What Would Guy Debord Say?

The first line of Guy Debord's Society of the Spectacle reads, "In societies where modern conditions of production prevail, all of life presents itself as an immense accumulation of spectacles. Everything that was directly lived has moved away into a representation." Debord's ideas were the first that came to mind this morning while I was reading through the Washington Post and happened upon an article entitled "FCC Seeks To Rein In Violent TV Shows," which details the renewed debate over what can only be labeled as television censorship. Using the public interest argument, the FCC has concluded that "based on hundreds of comments from parents, industry officials, academic experts and others...Congress has the authority to regulate 'excessive violence' and to extend its reach for the first time into basic-cable TV channels that consumers pay to receive." The report, commissioned by Congress in 2004, would demand that Congress develop a tenable definition for violence that could make its way through a court review.
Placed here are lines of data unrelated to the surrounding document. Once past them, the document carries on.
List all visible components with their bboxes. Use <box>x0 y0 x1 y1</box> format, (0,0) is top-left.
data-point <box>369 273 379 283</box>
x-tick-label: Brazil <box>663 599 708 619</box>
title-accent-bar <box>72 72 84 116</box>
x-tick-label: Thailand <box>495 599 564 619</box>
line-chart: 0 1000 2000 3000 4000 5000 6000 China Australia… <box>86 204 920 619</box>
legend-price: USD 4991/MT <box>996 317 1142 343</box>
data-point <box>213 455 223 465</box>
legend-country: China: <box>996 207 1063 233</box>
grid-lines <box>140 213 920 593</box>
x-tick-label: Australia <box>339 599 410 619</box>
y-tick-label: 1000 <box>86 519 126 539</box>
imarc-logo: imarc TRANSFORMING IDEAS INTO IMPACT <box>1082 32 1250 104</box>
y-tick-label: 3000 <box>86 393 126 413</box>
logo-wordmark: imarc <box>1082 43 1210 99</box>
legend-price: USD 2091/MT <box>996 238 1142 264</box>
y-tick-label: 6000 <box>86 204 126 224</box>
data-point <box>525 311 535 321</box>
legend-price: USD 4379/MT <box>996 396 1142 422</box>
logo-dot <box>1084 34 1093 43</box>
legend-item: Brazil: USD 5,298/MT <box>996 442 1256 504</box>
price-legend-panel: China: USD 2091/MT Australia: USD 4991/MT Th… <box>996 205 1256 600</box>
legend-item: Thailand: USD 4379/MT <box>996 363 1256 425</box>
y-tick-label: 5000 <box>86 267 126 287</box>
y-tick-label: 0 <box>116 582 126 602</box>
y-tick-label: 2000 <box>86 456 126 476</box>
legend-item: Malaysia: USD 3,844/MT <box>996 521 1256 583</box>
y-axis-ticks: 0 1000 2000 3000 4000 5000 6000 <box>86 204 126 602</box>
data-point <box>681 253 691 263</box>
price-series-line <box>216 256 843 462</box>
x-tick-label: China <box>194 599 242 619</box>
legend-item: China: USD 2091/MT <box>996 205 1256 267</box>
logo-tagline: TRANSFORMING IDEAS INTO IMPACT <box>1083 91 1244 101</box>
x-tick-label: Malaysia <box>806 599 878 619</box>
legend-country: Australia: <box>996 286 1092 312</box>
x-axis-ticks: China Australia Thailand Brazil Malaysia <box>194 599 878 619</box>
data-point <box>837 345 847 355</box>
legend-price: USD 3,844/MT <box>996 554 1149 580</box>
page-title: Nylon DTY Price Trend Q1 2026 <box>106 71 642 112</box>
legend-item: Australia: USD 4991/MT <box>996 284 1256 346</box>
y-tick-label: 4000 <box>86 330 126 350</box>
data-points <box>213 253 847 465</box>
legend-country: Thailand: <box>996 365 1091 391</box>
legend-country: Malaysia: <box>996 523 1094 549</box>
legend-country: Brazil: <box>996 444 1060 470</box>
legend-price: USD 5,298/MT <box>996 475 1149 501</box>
Right after reading the Washington Post piece, I read "News Flash: Anything This Graphic Should Never Have a Logo" by Simon Dumenco (in this morning's AdAge), which made Debord's words only ring more true to me. Dumenco, writing about the Virginia Tech tragedy, observes that "every news outlet was doing exactly the same thing: marketing the massacre with graphics. We're all used to -- inured to -- the graphical dumbing down of major events by news outfits, but last week's insta-branding was out of control. Particularly at CNN." All of which has made me wonder that, in a world in which news outlets use the tools employed by the entertainment industry, doesn't everything merely become a "representation" rather than a "reality"? In other words, hasn't the blurring of entertainment and television journalism socialized a numbness to the effects of violence? I don't see how an act of Congress can fix that any time soon.